Oh Bart. I don’t care that this is just an act. You’ve finally become the boy every mother dreams of. A girl.
But the relationship is obviously doomed to failure and ends in bitter recrimination.
Jenny : Are you saying our entire relationship is based on lies?
Bart : Not our entire relationship. Just the stuff I said.
If rule number one for success in social spaces is to be the best you can be…
(Or, as John Willshire puts it, excelling at your “verb” – great post by the way. Read it).
… then rule number two surely has to be “be yourself.”
There are plenty of examples of brands that have made ill-fated and short-lived advertising attempts to be something that they’re not. The brand equivalent of being the forty year old at the disco.
(Aside : Like policeman and teachers, the people who are too old to be at the disco are getting younger and younger).

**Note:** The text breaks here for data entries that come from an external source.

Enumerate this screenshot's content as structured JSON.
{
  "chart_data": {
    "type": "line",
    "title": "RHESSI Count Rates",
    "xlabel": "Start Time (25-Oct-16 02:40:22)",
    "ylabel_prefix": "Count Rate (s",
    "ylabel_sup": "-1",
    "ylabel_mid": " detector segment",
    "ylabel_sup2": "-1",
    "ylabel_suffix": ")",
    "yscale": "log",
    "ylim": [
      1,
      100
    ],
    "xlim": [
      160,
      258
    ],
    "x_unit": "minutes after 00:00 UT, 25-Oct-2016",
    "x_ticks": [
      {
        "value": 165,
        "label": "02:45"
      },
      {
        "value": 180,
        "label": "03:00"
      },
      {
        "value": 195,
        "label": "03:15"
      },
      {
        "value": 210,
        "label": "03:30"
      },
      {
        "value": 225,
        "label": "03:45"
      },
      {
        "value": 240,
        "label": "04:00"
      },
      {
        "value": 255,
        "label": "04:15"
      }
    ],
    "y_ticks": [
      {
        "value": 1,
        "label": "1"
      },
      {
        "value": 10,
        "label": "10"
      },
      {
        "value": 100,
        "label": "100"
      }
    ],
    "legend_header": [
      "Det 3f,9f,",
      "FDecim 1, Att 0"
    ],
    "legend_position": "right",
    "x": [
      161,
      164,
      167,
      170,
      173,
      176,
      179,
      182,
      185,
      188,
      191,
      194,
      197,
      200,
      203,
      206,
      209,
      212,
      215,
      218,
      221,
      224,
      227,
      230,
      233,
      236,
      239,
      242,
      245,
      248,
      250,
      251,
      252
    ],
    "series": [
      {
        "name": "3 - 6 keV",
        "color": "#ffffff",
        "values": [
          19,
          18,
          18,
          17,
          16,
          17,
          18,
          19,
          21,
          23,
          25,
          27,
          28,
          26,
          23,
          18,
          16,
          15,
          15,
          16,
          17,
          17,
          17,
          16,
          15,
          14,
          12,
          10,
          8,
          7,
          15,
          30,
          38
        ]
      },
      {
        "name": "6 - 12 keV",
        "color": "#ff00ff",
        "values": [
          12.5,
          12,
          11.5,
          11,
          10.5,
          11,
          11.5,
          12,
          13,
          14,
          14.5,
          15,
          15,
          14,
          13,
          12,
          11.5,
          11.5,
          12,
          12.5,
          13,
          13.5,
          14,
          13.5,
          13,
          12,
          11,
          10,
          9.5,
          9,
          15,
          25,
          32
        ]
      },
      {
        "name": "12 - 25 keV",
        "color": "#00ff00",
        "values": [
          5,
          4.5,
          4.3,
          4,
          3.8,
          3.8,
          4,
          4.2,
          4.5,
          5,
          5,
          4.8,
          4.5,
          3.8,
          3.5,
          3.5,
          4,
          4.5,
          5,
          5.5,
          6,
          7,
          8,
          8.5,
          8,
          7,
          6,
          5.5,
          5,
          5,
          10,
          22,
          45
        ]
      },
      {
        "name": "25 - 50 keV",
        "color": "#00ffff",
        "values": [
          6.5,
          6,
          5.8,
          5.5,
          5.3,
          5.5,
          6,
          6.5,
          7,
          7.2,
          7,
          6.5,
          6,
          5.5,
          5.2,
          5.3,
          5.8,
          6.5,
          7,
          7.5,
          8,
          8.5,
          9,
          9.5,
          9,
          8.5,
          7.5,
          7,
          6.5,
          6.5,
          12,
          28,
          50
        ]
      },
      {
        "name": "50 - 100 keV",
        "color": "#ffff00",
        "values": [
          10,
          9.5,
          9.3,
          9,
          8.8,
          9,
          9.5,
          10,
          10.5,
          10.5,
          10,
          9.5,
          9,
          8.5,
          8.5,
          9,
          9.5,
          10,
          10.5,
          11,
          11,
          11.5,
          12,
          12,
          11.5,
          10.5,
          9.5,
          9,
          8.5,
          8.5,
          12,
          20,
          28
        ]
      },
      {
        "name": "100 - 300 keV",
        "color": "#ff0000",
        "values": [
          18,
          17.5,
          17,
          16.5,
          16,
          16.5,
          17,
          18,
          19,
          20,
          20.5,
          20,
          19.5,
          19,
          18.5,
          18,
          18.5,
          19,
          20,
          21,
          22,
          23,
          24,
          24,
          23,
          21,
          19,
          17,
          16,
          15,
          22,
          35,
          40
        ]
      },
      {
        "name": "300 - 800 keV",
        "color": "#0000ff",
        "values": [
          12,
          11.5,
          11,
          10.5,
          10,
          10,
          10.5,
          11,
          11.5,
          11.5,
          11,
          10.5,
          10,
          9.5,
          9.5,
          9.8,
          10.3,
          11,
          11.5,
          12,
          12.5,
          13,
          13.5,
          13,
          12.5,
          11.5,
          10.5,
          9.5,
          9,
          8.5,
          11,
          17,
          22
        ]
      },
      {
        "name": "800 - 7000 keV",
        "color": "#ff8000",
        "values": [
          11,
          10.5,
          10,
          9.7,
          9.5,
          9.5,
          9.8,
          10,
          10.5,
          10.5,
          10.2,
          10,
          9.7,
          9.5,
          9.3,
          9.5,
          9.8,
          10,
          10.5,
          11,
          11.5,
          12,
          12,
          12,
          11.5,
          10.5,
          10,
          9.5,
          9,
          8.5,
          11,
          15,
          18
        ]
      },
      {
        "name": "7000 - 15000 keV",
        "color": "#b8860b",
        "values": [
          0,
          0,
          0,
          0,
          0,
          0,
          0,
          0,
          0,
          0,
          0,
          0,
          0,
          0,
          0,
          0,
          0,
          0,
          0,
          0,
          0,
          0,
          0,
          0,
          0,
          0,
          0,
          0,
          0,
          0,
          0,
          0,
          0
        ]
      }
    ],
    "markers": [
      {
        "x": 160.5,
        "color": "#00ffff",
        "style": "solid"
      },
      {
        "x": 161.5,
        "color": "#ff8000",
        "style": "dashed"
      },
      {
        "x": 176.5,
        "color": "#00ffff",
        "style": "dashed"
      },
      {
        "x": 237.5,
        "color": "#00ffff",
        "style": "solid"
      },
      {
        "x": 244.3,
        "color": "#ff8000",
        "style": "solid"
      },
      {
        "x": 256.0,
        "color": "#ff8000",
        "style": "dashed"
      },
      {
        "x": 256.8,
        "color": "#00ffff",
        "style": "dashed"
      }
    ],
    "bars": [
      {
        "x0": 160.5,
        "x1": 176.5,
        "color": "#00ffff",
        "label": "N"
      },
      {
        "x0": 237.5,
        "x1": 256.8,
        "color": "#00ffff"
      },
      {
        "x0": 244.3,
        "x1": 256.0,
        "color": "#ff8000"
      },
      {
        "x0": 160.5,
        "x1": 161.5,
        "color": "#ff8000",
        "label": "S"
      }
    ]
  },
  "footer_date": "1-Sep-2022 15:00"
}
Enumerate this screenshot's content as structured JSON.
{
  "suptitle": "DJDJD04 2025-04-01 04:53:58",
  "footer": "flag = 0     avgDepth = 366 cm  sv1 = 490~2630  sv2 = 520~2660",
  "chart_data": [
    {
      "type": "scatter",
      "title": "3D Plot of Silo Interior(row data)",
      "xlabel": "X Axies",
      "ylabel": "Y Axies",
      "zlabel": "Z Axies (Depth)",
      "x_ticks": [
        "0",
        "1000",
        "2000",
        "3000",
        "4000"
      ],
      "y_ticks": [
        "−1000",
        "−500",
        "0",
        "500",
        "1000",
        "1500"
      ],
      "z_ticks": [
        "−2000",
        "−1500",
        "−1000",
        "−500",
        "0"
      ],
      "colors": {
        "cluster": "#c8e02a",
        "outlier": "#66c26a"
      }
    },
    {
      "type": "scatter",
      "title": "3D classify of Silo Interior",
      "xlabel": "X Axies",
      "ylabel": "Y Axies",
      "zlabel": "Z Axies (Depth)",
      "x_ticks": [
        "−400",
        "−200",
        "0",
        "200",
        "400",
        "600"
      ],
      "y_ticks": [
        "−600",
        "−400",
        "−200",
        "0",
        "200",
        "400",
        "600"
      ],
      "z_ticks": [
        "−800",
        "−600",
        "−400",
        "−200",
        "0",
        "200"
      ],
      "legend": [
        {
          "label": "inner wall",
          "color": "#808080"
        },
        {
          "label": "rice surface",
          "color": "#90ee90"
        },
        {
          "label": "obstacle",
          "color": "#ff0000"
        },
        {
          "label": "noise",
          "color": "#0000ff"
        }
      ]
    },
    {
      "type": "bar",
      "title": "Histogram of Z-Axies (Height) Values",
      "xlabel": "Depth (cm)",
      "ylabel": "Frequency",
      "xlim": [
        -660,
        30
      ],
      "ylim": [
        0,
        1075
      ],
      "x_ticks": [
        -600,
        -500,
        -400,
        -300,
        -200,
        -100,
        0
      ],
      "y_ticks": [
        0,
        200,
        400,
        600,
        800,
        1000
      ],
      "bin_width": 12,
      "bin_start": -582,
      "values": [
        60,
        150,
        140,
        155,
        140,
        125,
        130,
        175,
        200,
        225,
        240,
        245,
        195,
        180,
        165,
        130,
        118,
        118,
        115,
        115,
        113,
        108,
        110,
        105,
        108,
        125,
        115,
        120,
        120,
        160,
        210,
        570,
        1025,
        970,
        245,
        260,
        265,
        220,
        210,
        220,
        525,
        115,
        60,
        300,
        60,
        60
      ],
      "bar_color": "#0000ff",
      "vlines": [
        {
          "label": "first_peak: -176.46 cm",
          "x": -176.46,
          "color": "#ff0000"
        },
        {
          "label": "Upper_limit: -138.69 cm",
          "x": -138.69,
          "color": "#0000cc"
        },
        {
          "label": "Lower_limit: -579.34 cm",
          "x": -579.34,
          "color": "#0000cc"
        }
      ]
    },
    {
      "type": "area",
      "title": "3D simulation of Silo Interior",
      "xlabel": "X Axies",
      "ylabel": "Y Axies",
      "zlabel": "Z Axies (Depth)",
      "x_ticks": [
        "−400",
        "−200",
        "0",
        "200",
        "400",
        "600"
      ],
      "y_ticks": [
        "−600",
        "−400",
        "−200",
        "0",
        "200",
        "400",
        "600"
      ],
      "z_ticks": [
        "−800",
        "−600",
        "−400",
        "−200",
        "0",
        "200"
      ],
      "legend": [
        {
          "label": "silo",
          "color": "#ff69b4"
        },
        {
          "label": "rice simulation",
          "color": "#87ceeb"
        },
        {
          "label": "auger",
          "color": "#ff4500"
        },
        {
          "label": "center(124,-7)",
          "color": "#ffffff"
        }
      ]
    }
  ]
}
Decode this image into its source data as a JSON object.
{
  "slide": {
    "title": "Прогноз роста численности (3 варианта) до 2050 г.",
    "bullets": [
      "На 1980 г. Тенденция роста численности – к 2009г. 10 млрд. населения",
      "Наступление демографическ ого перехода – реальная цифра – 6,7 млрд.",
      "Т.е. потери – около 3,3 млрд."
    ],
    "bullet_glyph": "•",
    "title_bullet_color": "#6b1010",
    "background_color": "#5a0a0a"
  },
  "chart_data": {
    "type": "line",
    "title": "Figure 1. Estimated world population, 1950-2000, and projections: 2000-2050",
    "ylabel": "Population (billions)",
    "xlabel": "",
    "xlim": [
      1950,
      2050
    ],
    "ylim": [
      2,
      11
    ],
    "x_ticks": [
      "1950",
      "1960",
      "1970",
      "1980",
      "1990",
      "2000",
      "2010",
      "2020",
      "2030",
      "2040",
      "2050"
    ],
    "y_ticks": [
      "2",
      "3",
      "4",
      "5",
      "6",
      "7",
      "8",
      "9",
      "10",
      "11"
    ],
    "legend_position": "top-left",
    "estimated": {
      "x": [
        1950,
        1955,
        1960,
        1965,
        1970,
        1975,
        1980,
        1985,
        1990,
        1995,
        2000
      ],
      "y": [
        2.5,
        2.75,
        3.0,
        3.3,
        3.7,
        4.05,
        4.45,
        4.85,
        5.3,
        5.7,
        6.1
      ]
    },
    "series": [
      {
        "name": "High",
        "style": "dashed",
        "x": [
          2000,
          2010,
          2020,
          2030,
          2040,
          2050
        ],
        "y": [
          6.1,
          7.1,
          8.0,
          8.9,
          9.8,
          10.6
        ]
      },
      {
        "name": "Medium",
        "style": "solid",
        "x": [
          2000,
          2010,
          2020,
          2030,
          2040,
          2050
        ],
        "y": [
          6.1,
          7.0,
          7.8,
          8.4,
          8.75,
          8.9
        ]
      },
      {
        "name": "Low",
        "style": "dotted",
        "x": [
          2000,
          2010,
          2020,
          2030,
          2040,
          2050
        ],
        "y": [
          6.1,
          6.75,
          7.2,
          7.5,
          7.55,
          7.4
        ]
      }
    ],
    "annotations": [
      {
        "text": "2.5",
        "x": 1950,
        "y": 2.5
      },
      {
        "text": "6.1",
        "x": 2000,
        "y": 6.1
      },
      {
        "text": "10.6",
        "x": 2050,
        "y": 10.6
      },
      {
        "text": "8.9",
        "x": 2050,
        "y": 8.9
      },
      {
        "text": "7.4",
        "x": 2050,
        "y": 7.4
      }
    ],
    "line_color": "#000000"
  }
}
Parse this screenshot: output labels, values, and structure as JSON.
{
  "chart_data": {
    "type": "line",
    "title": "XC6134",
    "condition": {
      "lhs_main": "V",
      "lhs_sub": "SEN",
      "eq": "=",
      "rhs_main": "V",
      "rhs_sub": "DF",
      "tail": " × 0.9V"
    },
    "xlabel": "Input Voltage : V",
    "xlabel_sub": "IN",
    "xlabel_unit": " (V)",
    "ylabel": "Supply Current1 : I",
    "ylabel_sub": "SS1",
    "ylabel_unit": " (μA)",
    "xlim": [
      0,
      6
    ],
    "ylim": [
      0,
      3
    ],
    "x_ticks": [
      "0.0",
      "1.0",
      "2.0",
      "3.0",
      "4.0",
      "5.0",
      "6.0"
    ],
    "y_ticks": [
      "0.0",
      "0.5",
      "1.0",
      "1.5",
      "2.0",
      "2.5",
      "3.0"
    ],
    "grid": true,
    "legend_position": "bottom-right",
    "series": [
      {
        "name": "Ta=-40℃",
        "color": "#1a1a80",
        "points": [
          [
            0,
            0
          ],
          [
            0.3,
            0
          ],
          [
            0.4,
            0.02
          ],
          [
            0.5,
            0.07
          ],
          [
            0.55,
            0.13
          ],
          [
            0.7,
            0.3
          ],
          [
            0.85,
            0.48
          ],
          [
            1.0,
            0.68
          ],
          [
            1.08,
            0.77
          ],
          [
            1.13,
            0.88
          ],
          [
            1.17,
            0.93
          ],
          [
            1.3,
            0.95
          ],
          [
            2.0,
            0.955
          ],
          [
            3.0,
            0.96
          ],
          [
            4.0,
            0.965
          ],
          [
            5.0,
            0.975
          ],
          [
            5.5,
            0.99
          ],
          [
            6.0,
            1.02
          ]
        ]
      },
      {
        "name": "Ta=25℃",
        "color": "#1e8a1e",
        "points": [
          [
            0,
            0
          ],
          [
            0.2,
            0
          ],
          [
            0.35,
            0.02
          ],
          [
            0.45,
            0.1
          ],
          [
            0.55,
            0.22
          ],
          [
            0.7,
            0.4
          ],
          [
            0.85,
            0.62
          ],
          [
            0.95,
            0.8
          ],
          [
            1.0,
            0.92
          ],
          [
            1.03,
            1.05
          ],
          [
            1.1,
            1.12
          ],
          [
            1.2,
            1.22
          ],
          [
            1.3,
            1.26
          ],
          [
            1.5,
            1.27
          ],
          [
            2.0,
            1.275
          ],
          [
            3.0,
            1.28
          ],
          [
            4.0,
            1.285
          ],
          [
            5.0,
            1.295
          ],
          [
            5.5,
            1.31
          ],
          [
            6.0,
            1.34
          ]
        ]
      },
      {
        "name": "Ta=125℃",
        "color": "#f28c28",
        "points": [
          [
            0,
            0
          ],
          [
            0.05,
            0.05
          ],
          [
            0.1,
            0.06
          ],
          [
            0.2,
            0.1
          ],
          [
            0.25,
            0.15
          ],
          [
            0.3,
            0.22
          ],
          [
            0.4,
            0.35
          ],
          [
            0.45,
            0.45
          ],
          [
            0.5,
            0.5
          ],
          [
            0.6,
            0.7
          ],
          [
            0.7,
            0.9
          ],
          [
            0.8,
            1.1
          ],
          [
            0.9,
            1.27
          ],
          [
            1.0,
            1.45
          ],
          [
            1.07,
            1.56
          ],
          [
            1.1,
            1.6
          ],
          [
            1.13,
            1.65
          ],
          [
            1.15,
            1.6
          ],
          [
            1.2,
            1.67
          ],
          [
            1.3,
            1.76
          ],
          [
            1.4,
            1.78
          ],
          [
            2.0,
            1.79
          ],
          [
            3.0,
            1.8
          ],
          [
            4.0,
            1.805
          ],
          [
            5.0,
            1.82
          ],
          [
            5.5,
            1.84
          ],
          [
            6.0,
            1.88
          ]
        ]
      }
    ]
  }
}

But increasingly it (brands trying to be something they’re not) will happen in social spaces too.
And it won’t necessarily be about brands screwing up by trying to be down with the kids in the tone of their Facebook status updates.
It will be more fundamental than that.
The bigger, more fundamental problem will not be about how social networks are used. It will be that the organisation, the culture behind the brand just isn’t set up to be social.
The back end of your presence in social spaces is at least as important as the fan-facing front end.
Does your CEO really get it or is (s)he liable to pull the plug at the first sign of negative comment?
Who does the community manager speak to (in real time) to get a (real time) legal view on a (real time) issue raised by an (influential) person?
Who do they talk to in Customer Service to get a human response in similar (real time) circumstances?
And is the community manager empowered to over-rule and prevent a potentially disasterous, obviously uncaring, platitudinous response from making matters worse?
Fan : Are you saying that our entire relationship is based on false pretence?
Brand : Not our entire relationship. Just the rest of the iceberg below the tip.